Mitt Romney’s eldest sister, who has backed prominent Democrats for office and is in Tampa showing support for her brother, had some reassuring words on Wednesday for women concerned about the Republican Party’s hard line on abortion.
Mitt Romney would never make abortions illegal as president, Jane Romney said when Convention Daily asked her about the subject after a “Women for Mitt” event. “He’s not going to be touching any of that,” she said. “It’s not his focus.”
Democratic warnings that abortion rights are under threat are an ungrounded fear tactic, Jane Romney said. “That’s what women are afraid of, but that’s conjured,” she said. “Personally, I don’t think abortion should be used as a football in the political arena.”
Democrats have not lacked fodder for such charges. Rep. Paul Ryan of Wisconsin, Romney’s running mate, and Rep. Todd Akin of Missouri, who is running for the Senate, are among the many Republicans who oppose abortion with no exceptions for rape or incest. And the Republican platform adopted this week explicitly calls for a constitutional ban on abortion, saying that “the unborn child has a fundamental individual right to life which cannot be infringed.” It does not specify any exceptions.
But, as Jane Romney put it, “Mitt’s much more in the middle” when it comes to abortion.
Mitt Romney has said he supports legal abortion in cases of rape and incest, and when the life of the woman is in danger. On the fate of abortion rights: “Recognize, this is the decision that will be made by the Supreme Court,” he said in an interview with CBS News this week. “The Democrats try and make this a political issue every four years, but this is a matter in the courts. It’s been settled for some time in the courts.”
Jane Romney said she believes “life is sacred” and suggested that those seeking an abortion should be required to undergo counseling. But she also said that abortion should “absolutely” be safe and legal. “Every woman needs to be left to make her own choice,” she said.

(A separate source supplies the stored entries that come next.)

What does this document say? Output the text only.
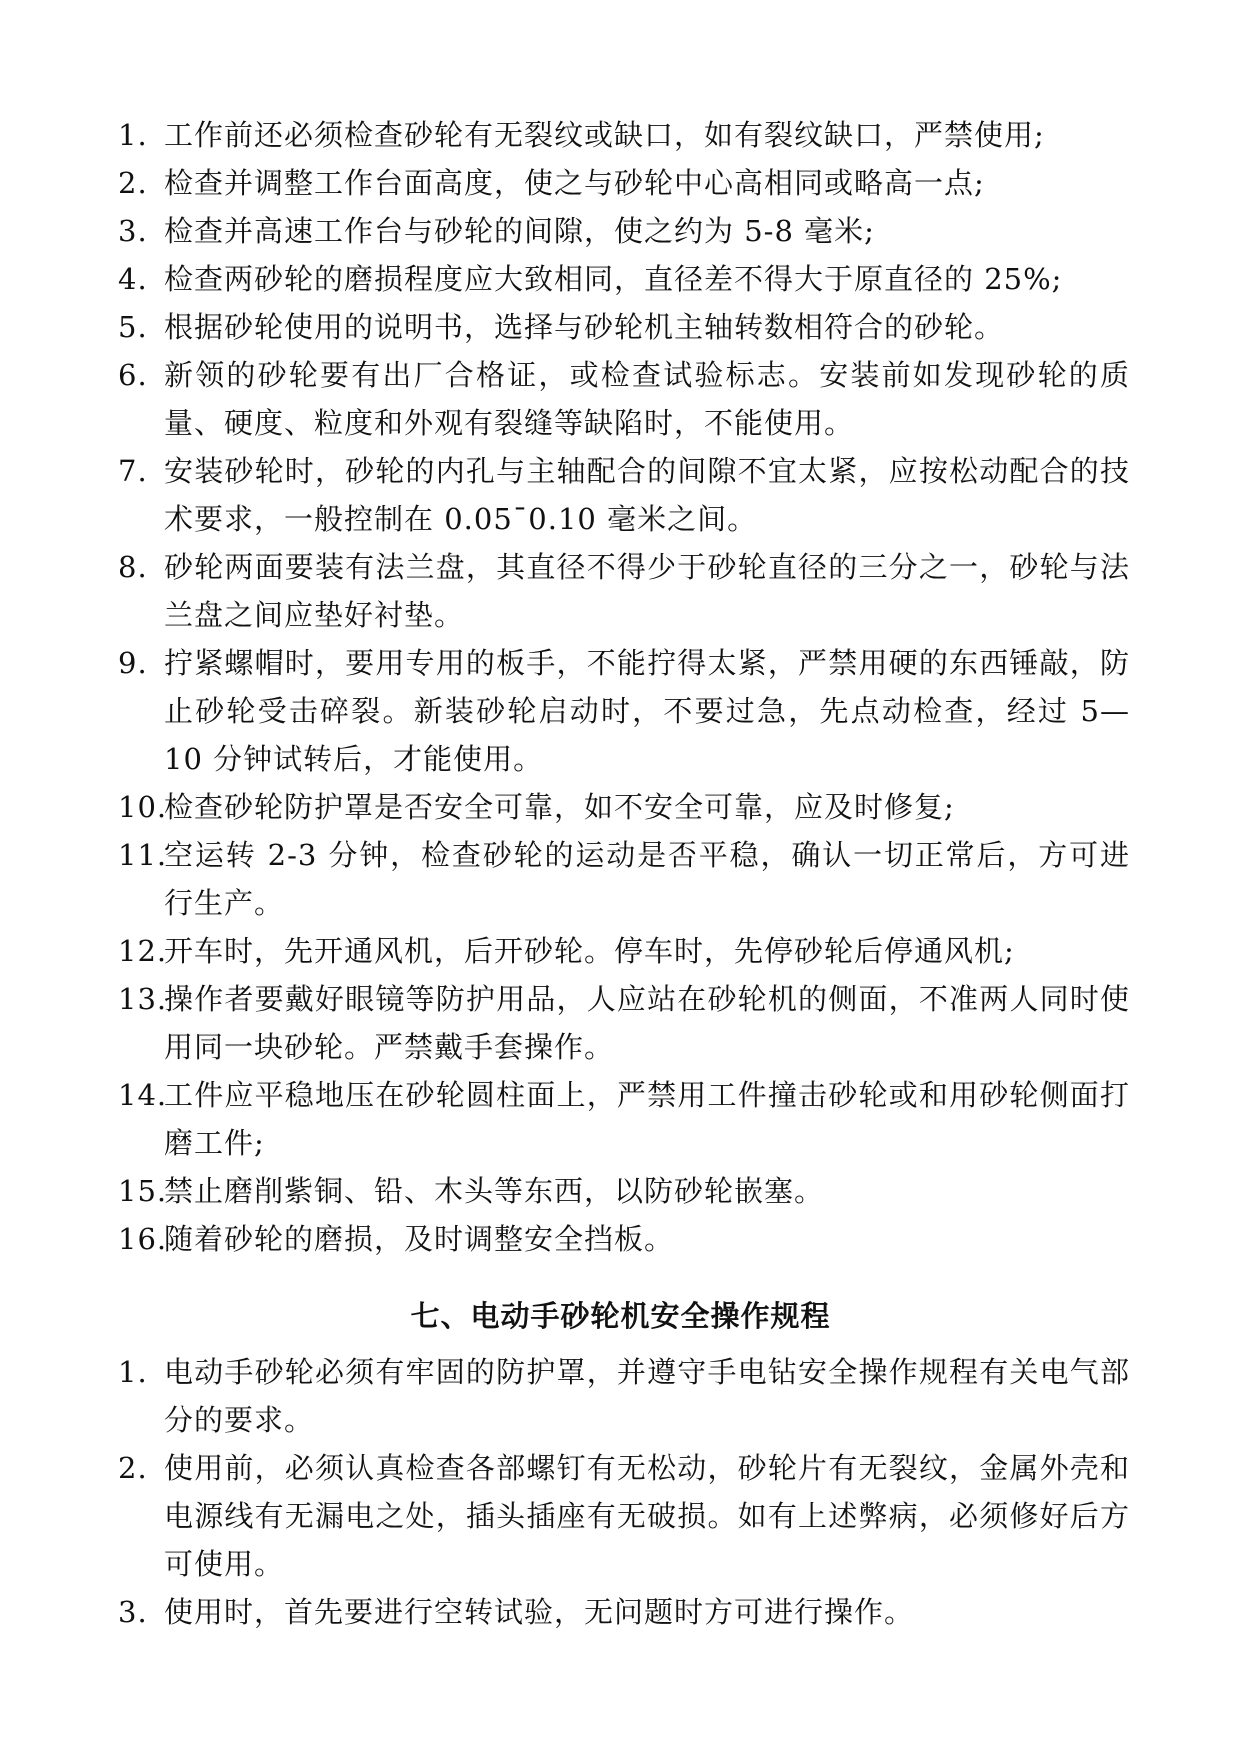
1. 工作前还必须检查砂轮有无裂纹或缺口，如有裂纹缺口，严禁使用;
2. 检查并调整工作台面高度，使之与砂轮中心高相同或略高一点;
3. 检查并高速工作台与砂轮的间隙，使之约为 5-8 毫米;
4. 检查两砂轮的磨损程度应大致相同，直径差不得大于原直径的 25%;
5. 根据砂轮使用的说明书，选择与砂轮机主轴转数相符合的砂轮。
6. 新领的砂轮要有出厂合格证，或检查试验标志。安装前如发现砂轮的质量、硬度、粒度和外观有裂缝等缺陷时，不能使用。
7. 安装砂轮时，砂轮的内孔与主轴配合的间隙不宜太紧，应按松动配合的技术要求，一般控制在 0.05¯0.10 毫米之间。
8. 砂轮两面要装有法兰盘，其直径不得少于砂轮直径的三分之一，砂轮与法兰盘之间应垫好衬垫。
9. 拧紧螺帽时，要用专用的板手，不能拧得太紧，严禁用硬的东西锤敲，防止砂轮受击碎裂。新装砂轮启动时，不要过急，先点动检查，经过 5—10 分钟试转后，才能使用。
10.
检查砂轮防护罩是否安全可靠，如不安全可靠，应及时修复;
11.
空运转 2-3 分钟，检查砂轮的运动是否平稳，确认一切正常后，方可进行生产。
12.
开车时，先开通风机，后开砂轮。停车时，先停砂轮后停通风机;
13.
操作者要戴好眼镜等防护用品，人应站在砂轮机的侧面，不准两人同时使用同一块砂轮。严禁戴手套操作。
14.
工件应平稳地压在砂轮圆柱面上，严禁用工件撞击砂轮或和用砂轮侧面打磨工件;
15.
禁止磨削紫铜、铅、木头等东西，以防砂轮嵌塞。
16.
随着砂轮的磨损，及时调整安全挡板。
七、电动手砂轮机安全操作规程
1. 电动手砂轮必须有牢固的防护罩，并遵守手电钻安全操作规程有关电气部分的要求。
2. 使用前，必须认真检查各部螺钉有无松动，砂轮片有无裂纹，金属外壳和电源线有无漏电之处，插头插座有无破损。如有上述弊病，必须修好后方可使用。
3. 使用时，首先要进行空转试验，无问题时方可进行操作。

A ban on abortion is “never going to happen” under a Romney administration, Jane Romney said. “Women would take to the streets. Women fought for our choice; we’re not going to go back.”

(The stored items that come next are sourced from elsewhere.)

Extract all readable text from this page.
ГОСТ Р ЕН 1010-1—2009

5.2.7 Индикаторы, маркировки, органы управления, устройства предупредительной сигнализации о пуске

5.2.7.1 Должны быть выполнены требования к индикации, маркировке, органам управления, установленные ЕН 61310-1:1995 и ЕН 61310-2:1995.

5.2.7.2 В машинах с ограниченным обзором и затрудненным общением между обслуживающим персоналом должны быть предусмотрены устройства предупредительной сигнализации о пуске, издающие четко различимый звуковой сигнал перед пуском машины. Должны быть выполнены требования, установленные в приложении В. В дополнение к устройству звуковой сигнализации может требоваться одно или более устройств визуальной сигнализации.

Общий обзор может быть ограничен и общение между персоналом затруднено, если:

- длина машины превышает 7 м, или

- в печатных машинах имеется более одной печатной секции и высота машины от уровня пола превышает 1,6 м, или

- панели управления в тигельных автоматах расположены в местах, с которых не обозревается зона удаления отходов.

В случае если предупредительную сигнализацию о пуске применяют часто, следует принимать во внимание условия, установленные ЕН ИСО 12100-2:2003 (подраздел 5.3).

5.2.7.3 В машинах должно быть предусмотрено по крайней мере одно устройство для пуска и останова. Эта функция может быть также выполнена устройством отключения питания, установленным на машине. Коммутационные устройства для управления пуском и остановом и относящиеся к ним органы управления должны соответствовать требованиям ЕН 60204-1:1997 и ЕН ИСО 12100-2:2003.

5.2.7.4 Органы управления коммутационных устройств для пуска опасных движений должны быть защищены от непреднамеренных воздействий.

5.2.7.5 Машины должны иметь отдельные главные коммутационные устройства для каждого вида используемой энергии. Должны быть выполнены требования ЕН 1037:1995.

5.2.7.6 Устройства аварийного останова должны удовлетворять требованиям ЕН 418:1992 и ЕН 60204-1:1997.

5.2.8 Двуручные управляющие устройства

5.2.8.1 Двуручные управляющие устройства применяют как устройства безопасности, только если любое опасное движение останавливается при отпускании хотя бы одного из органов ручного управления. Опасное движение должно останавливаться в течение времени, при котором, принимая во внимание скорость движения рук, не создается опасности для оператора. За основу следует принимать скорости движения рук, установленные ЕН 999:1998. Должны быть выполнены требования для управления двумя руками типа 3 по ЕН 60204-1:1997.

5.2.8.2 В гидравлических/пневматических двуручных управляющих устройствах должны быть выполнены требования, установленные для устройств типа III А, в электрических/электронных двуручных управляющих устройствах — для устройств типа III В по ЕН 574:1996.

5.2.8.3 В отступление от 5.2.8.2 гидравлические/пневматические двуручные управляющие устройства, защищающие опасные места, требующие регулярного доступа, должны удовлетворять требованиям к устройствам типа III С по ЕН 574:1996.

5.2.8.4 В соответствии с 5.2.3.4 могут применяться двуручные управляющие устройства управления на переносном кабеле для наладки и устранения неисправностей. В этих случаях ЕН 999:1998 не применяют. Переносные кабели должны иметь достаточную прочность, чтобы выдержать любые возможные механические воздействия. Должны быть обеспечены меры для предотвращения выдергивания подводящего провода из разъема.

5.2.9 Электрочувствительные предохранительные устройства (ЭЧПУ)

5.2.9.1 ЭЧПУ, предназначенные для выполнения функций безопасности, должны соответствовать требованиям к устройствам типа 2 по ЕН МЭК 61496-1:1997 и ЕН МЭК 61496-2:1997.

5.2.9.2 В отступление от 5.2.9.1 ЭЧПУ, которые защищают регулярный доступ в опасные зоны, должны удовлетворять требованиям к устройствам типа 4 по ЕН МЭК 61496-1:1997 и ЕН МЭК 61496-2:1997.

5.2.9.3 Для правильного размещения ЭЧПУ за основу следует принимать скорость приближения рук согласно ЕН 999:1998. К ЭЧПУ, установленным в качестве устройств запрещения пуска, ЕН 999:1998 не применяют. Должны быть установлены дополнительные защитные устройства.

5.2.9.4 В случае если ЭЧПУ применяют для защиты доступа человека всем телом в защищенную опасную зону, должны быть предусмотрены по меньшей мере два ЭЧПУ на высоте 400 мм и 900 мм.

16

Little is known about Jane Romney, who said she is an actress in Los Angeles. She is not a presence on the campaign trail; and unlike Ann Romney and the Romney sons, she has not been deployed as a surrogate. According to a Romney biography by Ronald B. Scott, a journalist for Time in the 1970s and a distant cousin of the candidate, Jane Romney supported the election bids of Sen. Barbara Boxer and Gov. Jerry Brown, both California Democrats.
Jane Romney said her brother can understand and empathize with women from all walks of life. She said he was there for her when she went through a divorce and raised four teenagers on her own. “Mitt and Ann are the right people at the right time for this country,” she said.